Le médecin arrive dans la salle d'attente et me prend en charge. Julia nous suit sans demander l'autorisation au médecin et me fait sourire lorsqu'elle prend le fauteuil des mains du docteur. Nous passons dans un box où il m'ausculte et me pose des questions. Je lui dis tout ce qui m'arrive depuis ma déchirure musculaire, tous mes symptômes et la radio que je dois faire dans la semaine. Il m'annonce que nous allons la faire maintenant, Julia et moi montons en radiologie où je passe rapidement. J'attends mes résultats et nous redescendons voir le docteur qui s'occupe de moi. D'après lui, rien n'indique une déchirure, il me fait une ordonnance et me demande de faire un bilan sanguin à jeun demain matin. Il m'informe également qu'il passe le relais à un confrère le docteur Richard qui me recevra le surlendemain. Je le remercie et quitte l'hôpital avec Julia qui me ramène à la maison et propose de rester jusqu'à ce que Henne rentre. Je décline son offre, je suis exténuée et j'aimerais me reposer. Elle le comprend, mais m'informe :

— Après-demain, je t'emmène à ton rendez-vous !

Le ton qu'elle emploie m'indique que je ne peux refuser. Je souris et réponds :

— Très bien, si ça te plaît d'être mon taxi, pourquoi pas.

Aujourd'hui, Julia doit passer me prendre pour aller à mon rendez-vous avec mon nouveau médecin. Après son départ l'autre jour, je suis allée prendre un bain pour me détendre de cette journée forte en émotions. Après quoi, j'ai mangé rapidement avant de me plonger dans mon lit. Je n'ai pas entendu mon mari rentrer et quand je me suis réveillée, il était déjà parti comme ce matin, d'ailleurs.

Les heures passent rapidement, je profite des instants où les antidouleurs font effet pour ranger la maison et accomplir quelques tâches diverses.

Aux alentours de treize heures, je mange sur le pouce et file me préparer. L'hôpital n'est pas loin et Julia passe me chercher un quart d'heure avant mon rendez-vous. En arrivant dans l'enceinte du CHU, j'enregistre mon admission et nous nous rendons dans la salle d'attente du docteur Richard.

— Tu as parlé à Henne ? s'enquit mon amie.

— Non, nous nous sommes à peine croisés.

Elle acquiesce et j'ajoute :

— Ma foi, ce soir, j'aurai plus d'informations à lui donner.

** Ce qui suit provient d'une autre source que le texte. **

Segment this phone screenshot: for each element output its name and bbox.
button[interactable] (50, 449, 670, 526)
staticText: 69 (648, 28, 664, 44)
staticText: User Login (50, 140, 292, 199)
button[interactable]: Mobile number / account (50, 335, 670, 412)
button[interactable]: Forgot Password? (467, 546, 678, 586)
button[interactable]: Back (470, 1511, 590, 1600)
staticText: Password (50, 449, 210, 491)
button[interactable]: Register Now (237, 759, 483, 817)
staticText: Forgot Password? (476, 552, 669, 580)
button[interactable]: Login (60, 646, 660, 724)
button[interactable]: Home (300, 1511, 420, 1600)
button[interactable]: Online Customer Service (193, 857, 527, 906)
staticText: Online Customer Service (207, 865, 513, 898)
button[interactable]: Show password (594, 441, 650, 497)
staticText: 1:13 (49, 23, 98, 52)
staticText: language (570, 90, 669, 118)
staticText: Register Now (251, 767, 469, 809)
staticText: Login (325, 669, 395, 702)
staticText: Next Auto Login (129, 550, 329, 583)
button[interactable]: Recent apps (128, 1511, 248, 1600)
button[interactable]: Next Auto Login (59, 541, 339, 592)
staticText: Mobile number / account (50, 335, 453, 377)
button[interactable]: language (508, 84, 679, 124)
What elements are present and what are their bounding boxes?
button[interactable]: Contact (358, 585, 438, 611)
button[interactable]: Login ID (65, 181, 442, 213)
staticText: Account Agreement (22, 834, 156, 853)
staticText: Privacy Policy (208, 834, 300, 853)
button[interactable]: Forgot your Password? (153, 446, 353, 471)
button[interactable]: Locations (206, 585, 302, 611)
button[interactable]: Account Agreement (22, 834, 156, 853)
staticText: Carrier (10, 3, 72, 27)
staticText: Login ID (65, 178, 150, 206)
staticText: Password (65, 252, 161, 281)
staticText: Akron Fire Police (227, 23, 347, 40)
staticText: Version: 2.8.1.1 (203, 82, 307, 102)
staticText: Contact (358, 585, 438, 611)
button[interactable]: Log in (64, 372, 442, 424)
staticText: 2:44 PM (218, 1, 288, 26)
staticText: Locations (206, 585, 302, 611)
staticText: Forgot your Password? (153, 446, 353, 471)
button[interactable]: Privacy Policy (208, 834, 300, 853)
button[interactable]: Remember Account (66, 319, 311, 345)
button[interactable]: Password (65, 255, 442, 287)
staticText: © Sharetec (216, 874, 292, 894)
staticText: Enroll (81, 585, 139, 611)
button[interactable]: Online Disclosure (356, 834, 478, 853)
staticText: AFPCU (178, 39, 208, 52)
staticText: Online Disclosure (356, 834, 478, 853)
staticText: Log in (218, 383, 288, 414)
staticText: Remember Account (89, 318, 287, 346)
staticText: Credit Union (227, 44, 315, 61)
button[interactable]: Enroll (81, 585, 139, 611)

— Vu comme ça, répond-elle en souriant.

Le docteur m'appelle, Julia m'accompagne sans demander un quelconque accord. Je ne dis rien, au contraire, sa présence me rassure et me fait du bien. Nous nous asseyons face à l'homme d'une bonne cinquantaine d'années. Le sommet de son crâne est dégarni tandis que les côtés sont parsemés de cheveux couleur poivre et sel. Avec ses lunettes rondes et sa bouche pincée, il me fait penser aux illustrations de tortues que l'on trouve parfois dans les livres pour enfant.

Après avoir relu mon dossier, il croise ses mains sur le plateau de son bureau, plonge son regard dans le mien et commence :

— Madame Bennett, je ne vais pas y aller par quatre chemins. Vos résultats sanguins m'inquiètent. Aussi j'aimerais vous faire passer une échographie.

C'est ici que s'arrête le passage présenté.